Studying the brain’s complex network of processes not only improves our understanding of how it works, but it also opens up new pathways for potential treatments for brain illnesses. However, connecting the brain network to actual behavior is difficult.
In a new study, researchers discovered that genetically designed medications may be used to target the suppression or “silencing” of specific parts of monkey brains, revealing alterations to their operational network and the behavioral impacts that result.
For years, scientists have studied the human brain, yet they have only scratched the surface of what this intricate organ has to offer.
The advent of functional magnetic resonance imaging (fMRI) transformed the face of neuroscience in 1990. (fMRI). The premise behind functional magnetic resonance imaging (fMRI) is that when a certain part of the brain is activated, it experiences an increase in blood flow.
This method has also been used to investigate neurological activity in the brains of a variety of animals and people, yielding useful information on cognitive and movement-based activities.
The use of functional magnetic resonance imaging (fMRI) has also demonstrated that “stimulating” one section of the brain has an effect on other physically or functionally related regions.
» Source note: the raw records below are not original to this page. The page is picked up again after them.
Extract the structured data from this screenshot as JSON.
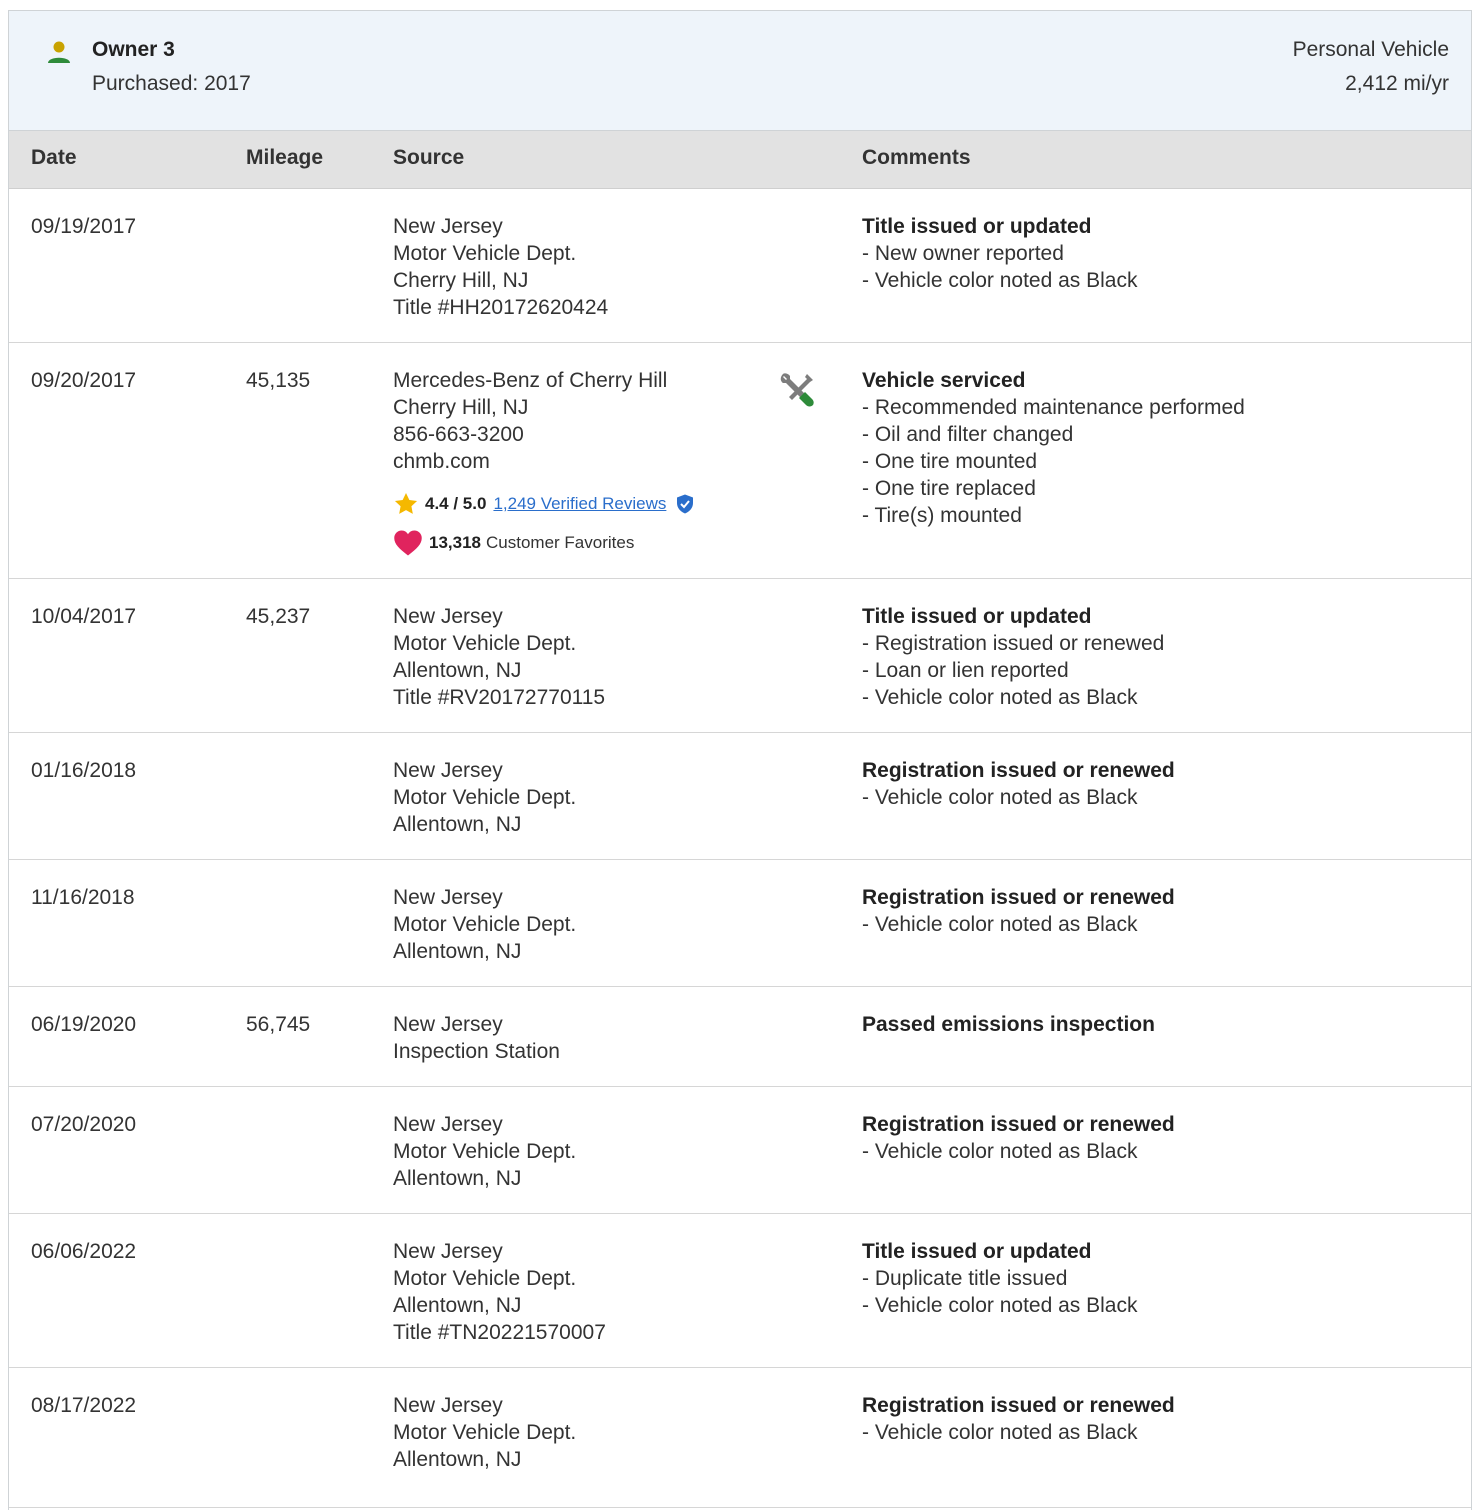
{
  "owner": {
    "name": "Owner 3",
    "purchased": "Purchased: 2017",
    "use_type": "Personal Vehicle",
    "miles_per_year": "2,412 mi/yr",
    "icon": "person-icon",
    "icon_color": "#2e8b3a"
  },
  "table": {
    "headers": {
      "date": "Date",
      "mileage": "Mileage",
      "source": "Source",
      "comments": "Comments"
    },
    "rows": [
      {
        "date": "09/19/2017",
        "mileage": "",
        "source": [
          "New Jersey",
          "Motor Vehicle Dept.",
          "Cherry Hill, NJ",
          "Title #HH20172620424"
        ],
        "comment_title": "Title issued or updated",
        "comment_items": [
          "- New owner reported",
          "- Vehicle color noted as Black"
        ]
      },
      {
        "date": "09/20/2017",
        "mileage": "45,135",
        "source": [
          "Mercedes-Benz of Cherry Hill",
          "Cherry Hill, NJ",
          "856-663-3200",
          "chmb.com"
        ],
        "service_icon": "wrench-screwdriver-icon",
        "rating": {
          "value": "4.4 / 5.0",
          "reviews_link": "1,249 Verified Reviews",
          "star_color": "#f5b800",
          "badge_color": "#2a6ecb"
        },
        "favorites": {
          "count": "13,318",
          "label": "Customer Favorites",
          "heart_color": "#e0245e"
        },
        "comment_title": "Vehicle serviced",
        "comment_items": [
          "- Recommended maintenance performed",
          "- Oil and filter changed",
          "- One tire mounted",
          "- One tire replaced",
          "- Tire(s) mounted"
        ]
      },
      {
        "date": "10/04/2017",
        "mileage": "45,237",
        "source": [
          "New Jersey",
          "Motor Vehicle Dept.",
          "Allentown, NJ",
          "Title #RV20172770115"
        ],
        "comment_title": "Title issued or updated",
        "comment_items": [
          "- Registration issued or renewed",
          "- Loan or lien reported",
          "- Vehicle color noted as Black"
        ]
      },
      {
        "date": "01/16/2018",
        "mileage": "",
        "source": [
          "New Jersey",
          "Motor Vehicle Dept.",
          "Allentown, NJ"
        ],
        "comment_title": "Registration issued or renewed",
        "comment_items": [
          "- Vehicle color noted as Black"
        ]
      },
      {
        "date": "11/16/2018",
        "mileage": "",
        "source": [
          "New Jersey",
          "Motor Vehicle Dept.",
          "Allentown, NJ"
        ],
        "comment_title": "Registration issued or renewed",
        "comment_items": [
          "- Vehicle color noted as Black"
        ]
      },
      {
        "date": "06/19/2020",
        "mileage": "56,745",
        "source": [
          "New Jersey",
          "Inspection Station"
        ],
        "comment_title": "Passed emissions inspection",
        "comment_items": []
      },
      {
        "date": "07/20/2020",
        "mileage": "",
        "source": [
          "New Jersey",
          "Motor Vehicle Dept.",
          "Allentown, NJ"
        ],
        "comment_title": "Registration issued or renewed",
        "comment_items": [
          "- Vehicle color noted as Black"
        ]
      },
      {
        "date": "06/06/2022",
        "mileage": "",
        "source": [
          "New Jersey",
          "Motor Vehicle Dept.",
          "Allentown, NJ",
          "Title #TN20221570007"
        ],
        "comment_title": "Title issued or updated",
        "comment_items": [
          "- Duplicate title issued",
          "- Vehicle color noted as Black"
        ]
      },
      {
        "date": "08/17/2022",
        "mileage": "",
        "source": [
          "New Jersey",
          "Motor Vehicle Dept.",
          "Allentown, NJ"
        ],
        "comment_title": "Registration issued or renewed",
        "comment_items": [
          "- Vehicle color noted as Black"
        ]
      }
    ]
  }
}
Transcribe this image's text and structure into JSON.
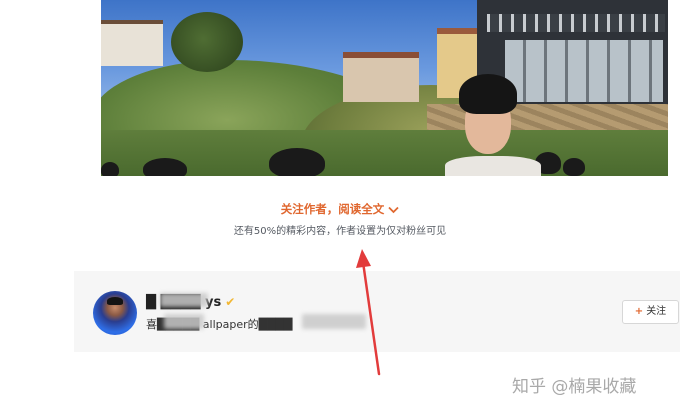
{
  "gate": {
    "follow_prompt": "关注作者，阅读全文",
    "notice": "还有50%的精彩内容，作者设置为仅对粉丝可见"
  },
  "author": {
    "name": "█ ████ ys",
    "bio": "喜█████ allpaper的████",
    "follow_label": "关注",
    "follow_icon": "plus-icon"
  },
  "watermark": {
    "text": "知乎 @楠果收藏"
  },
  "colors": {
    "accent": "#e0672f",
    "annotation": "#e23b3b",
    "verified": "#f2b733"
  }
}
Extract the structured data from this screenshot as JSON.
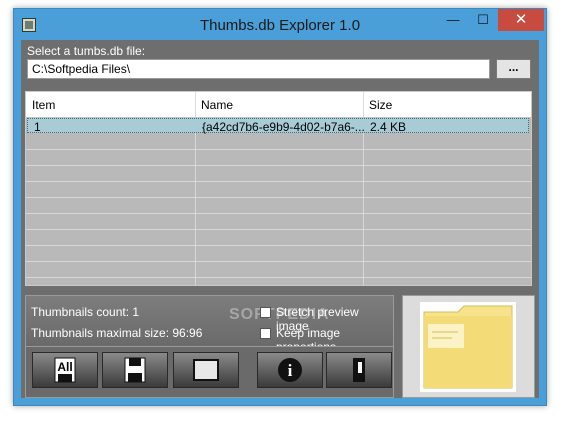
{
  "window": {
    "title": "Thumbs.db Explorer 1.0"
  },
  "controls": {
    "minimize": "—",
    "maximize": "☐",
    "close": "✕"
  },
  "file_select": {
    "label": "Select a tumbs.db file:",
    "path": "C:\\Softpedia Files\\",
    "browse_label": "..."
  },
  "list": {
    "columns": [
      "Item",
      "Name",
      "Size"
    ],
    "rows": [
      {
        "item": "1",
        "name": "{a42cd7b6-e9b9-4d02-b7a6-...",
        "size": "2.4 KB",
        "selected": true
      }
    ]
  },
  "info": {
    "count_label": "Thumbnails count: 1",
    "maxsize_label": "Thumbnails maximal size: 96:96",
    "stretch_label": "Stretch preview image",
    "keep_label": "Keep image proportions",
    "watermark": "SOFTPEDIA"
  },
  "toolbar": {
    "buttons": [
      {
        "name": "extract-all-button",
        "icon": "save-all-icon",
        "text": "All"
      },
      {
        "name": "save-button",
        "icon": "floppy-icon",
        "text": ""
      },
      {
        "name": "preview-button",
        "icon": "window-icon",
        "text": ""
      },
      {
        "name": "about-button",
        "icon": "info-icon",
        "text": "i"
      },
      {
        "name": "exit-button",
        "icon": "exit-door-icon",
        "text": ""
      }
    ]
  },
  "colors": {
    "titlebar": "#4a9fd8",
    "close": "#c74b3f",
    "panel": "#6e6e6e",
    "selection": "#a9cbd5",
    "folder": "#f6e38b"
  }
}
One of the most important concerns in neuroscience is figuring out how to address this “network” of functions in the brain.
In a recent study, Toshiyuki Hirabayashi and Takafumi Minamimoto of the National Institutes for Quantum Science and Technology (QST) demonstrated that gene-targeting drugs in macaque monkeys can cause multifaceted behavioral effects via altered operation of relevant brain networks, paving the way for a better understanding of the network of operations that underpins higher functions in primates (monkeys, humans, etc.).
“Our technique will allow us to study how disturbances to the functional brain network lead to certain symptoms. This will help us to work backward to clarify the network mechanisms behind brain disorders with similar symptoms, thus leading to new treatments,” reveals Dr. Toshiyuki Hirabayashi, principal researcher at QST, who led the study.
Electrical stimulation or the injection of a psychoactive chemical called muscimol are two common methods for activating or suppressing parts of the brain, but due to their specificity, recent research has concentrated on genetic targeting techniques. These techniques, known as chemogenetics, rely on artificial medications that are engineered to bind to genetically produced artificial proteins known as “receptors.”
The medications bind to the receptors, affecting physiological and neurological processes in the brain, spinal cord, and other regions of the body where the receptors are expressed genetically. When chemogenetics and fMRI are combined, non-invasive observation of network-level changes caused by local activity modification is possible.
However, unlike the present study, previous chemogenetic fMRI research has focused on a resting state, which may not yield the most relevant data for studying task- or sensory-related activities.
The researchers looked at the impact of fMRI guided chemogenetics on hand-grasping in macaques as part of their research on functional brain networks. To do so, they studied the part of the brain that controls precise finger movement before silencing (suppressing) it for one hand with a “designer receptor exclusively activated by designer drugs” (DREADD).
Our technique will allow us to study how disturbances to the functional brain network lead to certain symptoms. This will help us to work backward to clarify the network mechanisms behind brain disorders with similar symptoms, thus leading to new treatments.
Dr. Toshiyuki Hirabayashi
The monkeys with silent hand-grasping skills were next given a job of picking up food pellets from a board with small slots. They discovered that the monkeys’ non-muted hand, which was on the same side of the body as the silenced brain region, was capable of picking up pellets.
However, they had difficulty utilizing the affected hand, which was on the opposite side of the body. The researchers also discovered that the designer drug lowered fMRI signals from “downstream” parts of the monkey brains, revealing more about the network breakdown that underpins the altered hand-grasping behavior.
Finally, they discovered that silencing the hand sensory region resulted in unexpectedly increased activity in the foot sensory region, as well as enhanced sensitivity in the foot on the opposite side of the body, suggesting that different sections of the network had inhibitory effects on each other.
These findings show that targeted chemogenetic silencing in macaques can generate stimulatory and inhibitory, or bidirectional, alterations in brain activity, which can be detected by functional magnetic resonance imaging (fMRI).
Furthermore, chemogenetics provides a minimally intrusive means to modify the same location on the brain repeatedly without inflicting brain tissue damage, making the method useful for studying the functioning brain network.
According to Dr. Hirabayashi, “Applying chemogenetic fMRI to higher brain functions in macaques like memory or affection will lead to translational understanding of causal network mechanisms for those functions in the human brain.”